La actriz María Elena Velasco, un icono del cine mexicano, desaparece a los 74 años como consecuencia de un cáncer

María Elena Velasco había nacido en Puebla el 17 de diciembre de 1940. Velasco era una mujer bella y morena que empezó su carrera como vedette en el famoso Teatro Blanquita de la Ciudad de México poco antes de que naciera la India María. Se burlaba de los gastos excesivos de los políticos, y en el México de la hegemonía priísta, el espacio daba para pocas risas. Se burló de la excentricidad del fallecido expresidente José López Portillo (mandatario entre 1976 y 1982) en sus viajes de Estado. El mandatario cargaba con toda su familia y estaba tan satisfecho con su prole que llamó a uno de sus hijos, José Ramón, recién nombrado funcionario del Gobierno mexicano en la administración de su sucesor, «el orgullo de mi nepotismo». México atravesaba una gravísima crisis económica que llevó a una devaluación y fuga de capitales de la que apenas se ha recuperado después de más de 30 años. Hay anécdotas que rebasan la ficción. Los caprichos de la era de López Portillo llegaron a tal extremo que su entonces esposa, Carmen Romano, pidió a sus anfitriones a que la sentaran frente al piano de Mozart, en Viena, donde ella buscaba demostrar su pericia ante el instrumento. Tocó Der Flohwalzer, una canción que en España se llama «La Chocolatera» y que en México se conoce como «Los Changuitos».

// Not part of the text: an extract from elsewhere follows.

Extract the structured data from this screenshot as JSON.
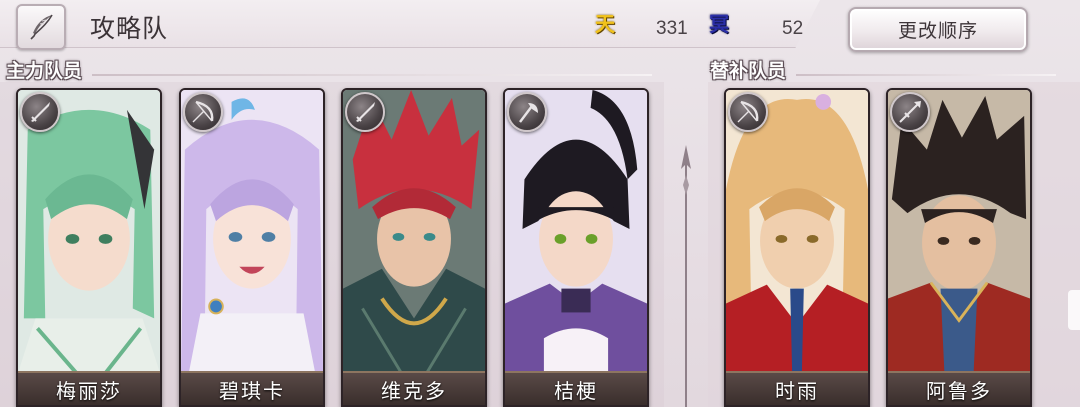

La Sociedad de Directores Realizadores ha dicho en un comunicado: «Todos la recordaremos como el personaje pobre, simpático, sin buen manejo del español, pero con la malicia y el ingenio para salir bien librada de todos los abusos de poder de los políticos y de los empresarios».

La India María se convirtió en el personaje que denunciaba esa desigualdad y racismo en películas como «Pobre pero honrada», «El miedo no anda en burro» y «Tonta pero no tanto».

La actriz se mantuvo alejada del personaje durante 15 años, pero lo retomó para filmar la que sería su última cinta, «La hija de Moctezuma», estrenada en 2014.

El comunicado de los directores asegura que su personaje vivía «injusticias que viven a diario todos los mexicanos desposeídos, que ella encarnó para representar su venganza simbólica». Y sentencian: «Siempre se salía con la suya, demostrando que sí se puede». Para los más de 50 millones de mexicanos que viven en la pobreza, no se ha podido.